There are people who have over a thousand likes on Vella. Some writers are finding success. I’m just not one of them. What did I do wrong? The cover? The blurb? The tags? Beats me. But I have to admit defeat. Am I hanging my head in misery? Not so much. I was curious about it. I gave it a try. It didn’t work. And that’s the thing about writing. Sometimes you write something that you think is your best, and it dies on the vine. Writing isn’t all about what a good writer you are. Plain, old, dumb luck is involved. Hitting the right thing at the right time. Getting good reviews from the right people. And what editors are looking for and buying comes and goes, too. There are so many variables, I could never keep track of them all.
But the most important thing I hope you get from this is: FAILURE ISN’T THE END OF THE WORLD. Sometimes, it’s the start of something new. I wrote one cozy after another for years and got rejections. No one wanted them. So I finally decided to write something else. And I sold a romance. Don’t snicker and say, “I could never write one of those.” Because that’s what I said. And guess what? I could. Just like in horoscopes, timing is important. If you can’t sale one thing, maybe you should try something else. Really pay attention to any comments about why an editor didn’t choose your novel. Try to fix what’s wrong. It might not be your writing. It might be your subject, or the way you told the story.
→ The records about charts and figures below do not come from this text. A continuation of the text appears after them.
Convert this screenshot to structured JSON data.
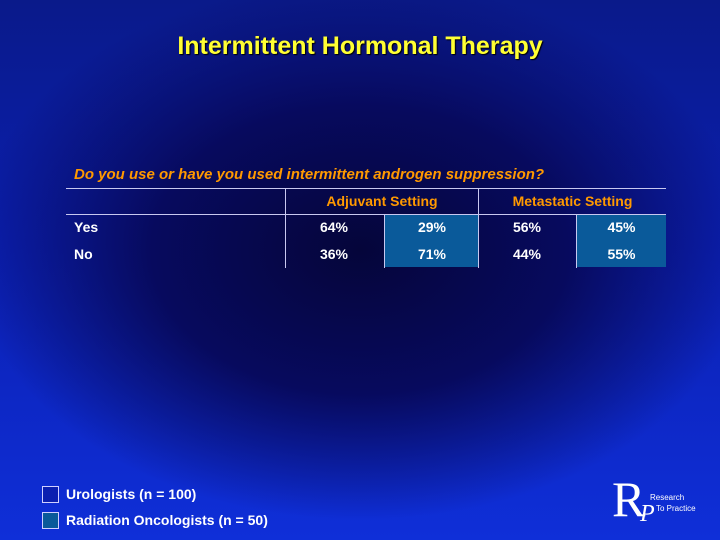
{
  "slide": {
    "title": "Intermittent Hormonal Therapy",
    "question": "Do you use or have you used intermittent androgen suppression?"
  },
  "table": {
    "headers": [
      "Adjuvant Setting",
      "Metastatic Setting"
    ],
    "rows": [
      {
        "label": "Yes",
        "values": [
          "64%",
          "29%",
          "56%",
          "45%"
        ]
      },
      {
        "label": "No",
        "values": [
          "36%",
          "71%",
          "44%",
          "55%"
        ]
      }
    ]
  },
  "legend": {
    "items": [
      {
        "label": "Urologists  (n = 100)",
        "color": "#0b1fb0"
      },
      {
        "label": "Radiation Oncologists  (n = 50)",
        "color": "#0a5a9a"
      }
    ]
  },
  "logo": {
    "letters": "RP",
    "line1": "Research",
    "line2": "To Practice"
  },
  "colors": {
    "title": "#ffff33",
    "header": "#ff9900",
    "radonc_fill": "#0a5a9a"
  }
}
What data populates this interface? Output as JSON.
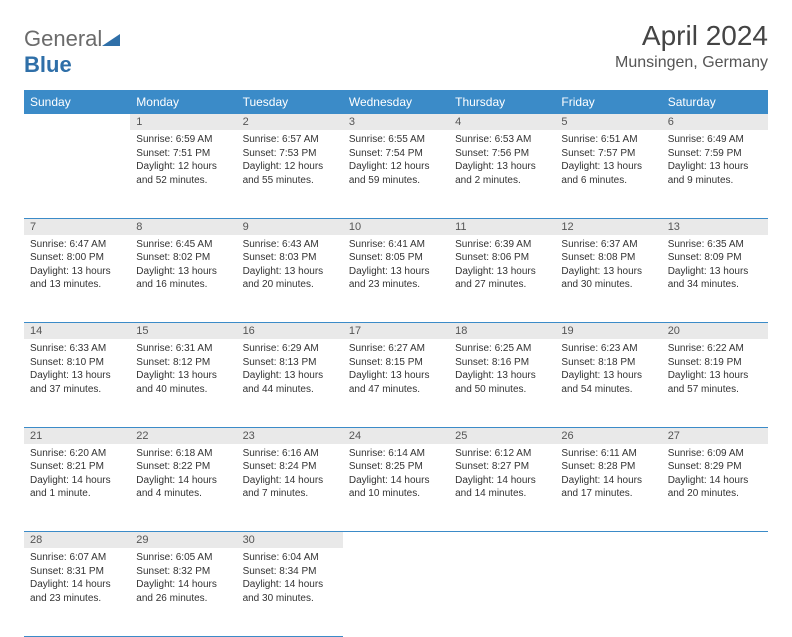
{
  "brand": {
    "part1": "General",
    "part2": "Blue"
  },
  "title": "April 2024",
  "location": "Munsingen, Germany",
  "colors": {
    "header_bg": "#3b8bc8",
    "header_text": "#ffffff",
    "daynum_bg": "#e9e9e9",
    "border": "#3b8bc8",
    "logo_gray": "#6b6b6b",
    "logo_blue": "#2f6fa8"
  },
  "weekdays": [
    "Sunday",
    "Monday",
    "Tuesday",
    "Wednesday",
    "Thursday",
    "Friday",
    "Saturday"
  ],
  "weeks": [
    {
      "nums": [
        "",
        "1",
        "2",
        "3",
        "4",
        "5",
        "6"
      ],
      "cells": [
        null,
        {
          "sunrise": "6:59 AM",
          "sunset": "7:51 PM",
          "daylight": "12 hours and 52 minutes."
        },
        {
          "sunrise": "6:57 AM",
          "sunset": "7:53 PM",
          "daylight": "12 hours and 55 minutes."
        },
        {
          "sunrise": "6:55 AM",
          "sunset": "7:54 PM",
          "daylight": "12 hours and 59 minutes."
        },
        {
          "sunrise": "6:53 AM",
          "sunset": "7:56 PM",
          "daylight": "13 hours and 2 minutes."
        },
        {
          "sunrise": "6:51 AM",
          "sunset": "7:57 PM",
          "daylight": "13 hours and 6 minutes."
        },
        {
          "sunrise": "6:49 AM",
          "sunset": "7:59 PM",
          "daylight": "13 hours and 9 minutes."
        }
      ]
    },
    {
      "nums": [
        "7",
        "8",
        "9",
        "10",
        "11",
        "12",
        "13"
      ],
      "cells": [
        {
          "sunrise": "6:47 AM",
          "sunset": "8:00 PM",
          "daylight": "13 hours and 13 minutes."
        },
        {
          "sunrise": "6:45 AM",
          "sunset": "8:02 PM",
          "daylight": "13 hours and 16 minutes."
        },
        {
          "sunrise": "6:43 AM",
          "sunset": "8:03 PM",
          "daylight": "13 hours and 20 minutes."
        },
        {
          "sunrise": "6:41 AM",
          "sunset": "8:05 PM",
          "daylight": "13 hours and 23 minutes."
        },
        {
          "sunrise": "6:39 AM",
          "sunset": "8:06 PM",
          "daylight": "13 hours and 27 minutes."
        },
        {
          "sunrise": "6:37 AM",
          "sunset": "8:08 PM",
          "daylight": "13 hours and 30 minutes."
        },
        {
          "sunrise": "6:35 AM",
          "sunset": "8:09 PM",
          "daylight": "13 hours and 34 minutes."
        }
      ]
    },
    {
      "nums": [
        "14",
        "15",
        "16",
        "17",
        "18",
        "19",
        "20"
      ],
      "cells": [
        {
          "sunrise": "6:33 AM",
          "sunset": "8:10 PM",
          "daylight": "13 hours and 37 minutes."
        },
        {
          "sunrise": "6:31 AM",
          "sunset": "8:12 PM",
          "daylight": "13 hours and 40 minutes."
        },
        {
          "sunrise": "6:29 AM",
          "sunset": "8:13 PM",
          "daylight": "13 hours and 44 minutes."
        },
        {
          "sunrise": "6:27 AM",
          "sunset": "8:15 PM",
          "daylight": "13 hours and 47 minutes."
        },
        {
          "sunrise": "6:25 AM",
          "sunset": "8:16 PM",
          "daylight": "13 hours and 50 minutes."
        },
        {
          "sunrise": "6:23 AM",
          "sunset": "8:18 PM",
          "daylight": "13 hours and 54 minutes."
        },
        {
          "sunrise": "6:22 AM",
          "sunset": "8:19 PM",
          "daylight": "13 hours and 57 minutes."
        }
      ]
    },
    {
      "nums": [
        "21",
        "22",
        "23",
        "24",
        "25",
        "26",
        "27"
      ],
      "cells": [
        {
          "sunrise": "6:20 AM",
          "sunset": "8:21 PM",
          "daylight": "14 hours and 1 minute."
        },
        {
          "sunrise": "6:18 AM",
          "sunset": "8:22 PM",
          "daylight": "14 hours and 4 minutes."
        },
        {
          "sunrise": "6:16 AM",
          "sunset": "8:24 PM",
          "daylight": "14 hours and 7 minutes."
        },
        {
          "sunrise": "6:14 AM",
          "sunset": "8:25 PM",
          "daylight": "14 hours and 10 minutes."
        },
        {
          "sunrise": "6:12 AM",
          "sunset": "8:27 PM",
          "daylight": "14 hours and 14 minutes."
        },
        {
          "sunrise": "6:11 AM",
          "sunset": "8:28 PM",
          "daylight": "14 hours and 17 minutes."
        },
        {
          "sunrise": "6:09 AM",
          "sunset": "8:29 PM",
          "daylight": "14 hours and 20 minutes."
        }
      ]
    },
    {
      "nums": [
        "28",
        "29",
        "30",
        "",
        "",
        "",
        ""
      ],
      "cells": [
        {
          "sunrise": "6:07 AM",
          "sunset": "8:31 PM",
          "daylight": "14 hours and 23 minutes."
        },
        {
          "sunrise": "6:05 AM",
          "sunset": "8:32 PM",
          "daylight": "14 hours and 26 minutes."
        },
        {
          "sunrise": "6:04 AM",
          "sunset": "8:34 PM",
          "daylight": "14 hours and 30 minutes."
        },
        null,
        null,
        null,
        null
      ]
    }
  ],
  "labels": {
    "sunrise": "Sunrise: ",
    "sunset": "Sunset: ",
    "daylight": "Daylight: "
  }
}
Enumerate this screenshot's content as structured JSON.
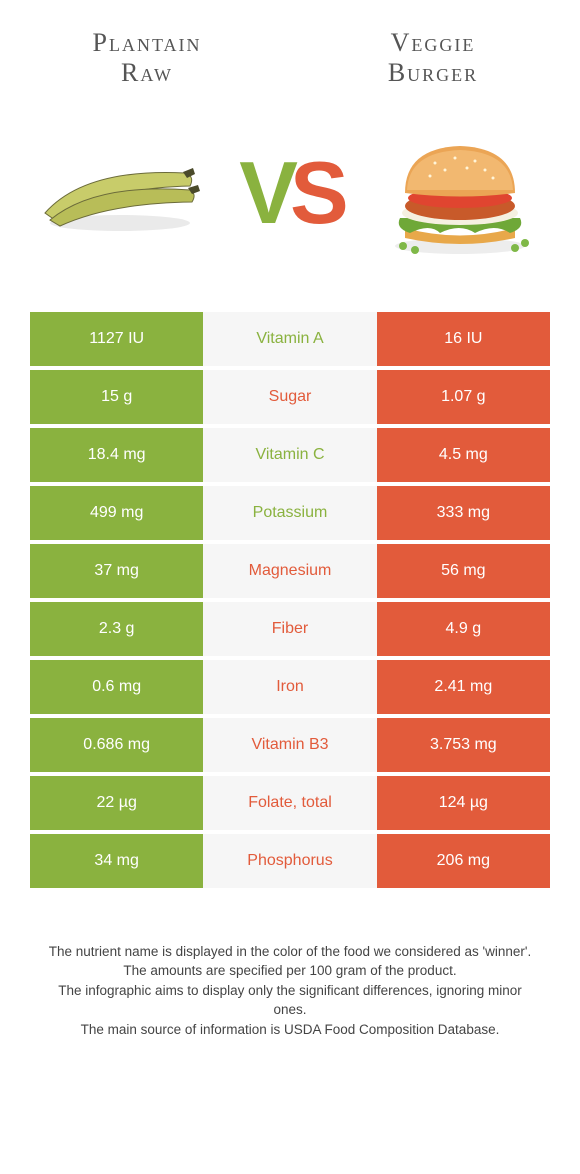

Maybe it’s too much like what’s already out there. Or maybe it’s not enough like what’s already been done.
But failure’s just a no. Keep writing and trying until you get a yes. Mine took a long time, and I thought about giving up. There’s no shame in that. If you don’t enjoy what you’re working on, why do it? But if you’re determined to succeed, use those failures to stand on and push yourself higher.
I’ve unpublished SOLSTICE RETRIBUTION on Vella and I’ve loaded it for Kindle. It might still bomb, but I enjoyed writing it, and I like Muddy River. Failure isn’t the end of the world. A lot of hugely successful people have failed their way to success, so if you’re hooked on writing, hang in there!